通过技能多样化利用近近象征性示范模式加强学习 (Leveraging Approximate Symbolic Models for Reinforcement Learning via Skill Diversity)

Creating reinforcement learning (RL) agents that are capable of accepting and leveraging task-specific knowledge from humans has been long identified as a possible strategy for developing scalable approaches for solving long-horizon problems. While previous works have looked at the possibility of using symbolic models along with RL approaches, they tend to assume that the high-level action models are executable at low level and the fluents can exclusively characterize all desirable MDP states. This need not be true and this assumption overlooks one of the central technical challenges of incorporating symbolic task knowledge, namely, that these symbolic models are going to be an incomplete representation of the underlying task. To this end, we introduce Symbolic-Model Guided Reinforcement Learning, wherein we will formalize the relationship between the symbolic model and the underlying MDP that will allow us to capture the incompleteness of the symbolic model.
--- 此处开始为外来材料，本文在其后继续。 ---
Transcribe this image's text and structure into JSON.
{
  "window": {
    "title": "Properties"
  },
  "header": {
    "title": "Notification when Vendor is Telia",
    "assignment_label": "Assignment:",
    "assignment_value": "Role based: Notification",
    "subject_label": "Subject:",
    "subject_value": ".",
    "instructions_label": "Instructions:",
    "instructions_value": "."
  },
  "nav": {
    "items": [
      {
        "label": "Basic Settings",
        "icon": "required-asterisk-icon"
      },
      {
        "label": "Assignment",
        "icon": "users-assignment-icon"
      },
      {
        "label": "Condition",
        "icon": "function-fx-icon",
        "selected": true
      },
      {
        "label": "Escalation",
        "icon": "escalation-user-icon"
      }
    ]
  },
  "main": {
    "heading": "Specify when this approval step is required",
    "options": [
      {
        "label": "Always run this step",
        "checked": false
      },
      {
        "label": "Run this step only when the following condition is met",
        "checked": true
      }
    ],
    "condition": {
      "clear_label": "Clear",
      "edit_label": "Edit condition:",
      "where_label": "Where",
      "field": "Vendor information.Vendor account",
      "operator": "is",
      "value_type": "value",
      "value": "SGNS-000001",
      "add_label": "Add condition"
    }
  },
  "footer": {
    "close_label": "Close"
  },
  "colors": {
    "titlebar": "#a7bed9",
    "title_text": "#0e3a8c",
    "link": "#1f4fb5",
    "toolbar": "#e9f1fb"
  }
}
We will use these models to extract high-level landmarks that will be used to decompose the task, and at the low level, we learn a set of diverse policies for each possible task sub-goal identified by the landmark. We evaluate our system by testing on three different benchmark domains and we show how even with incomplete symbolic model information, our approach is able to discover the task structure and efficiently guide the RL agent towards the goal.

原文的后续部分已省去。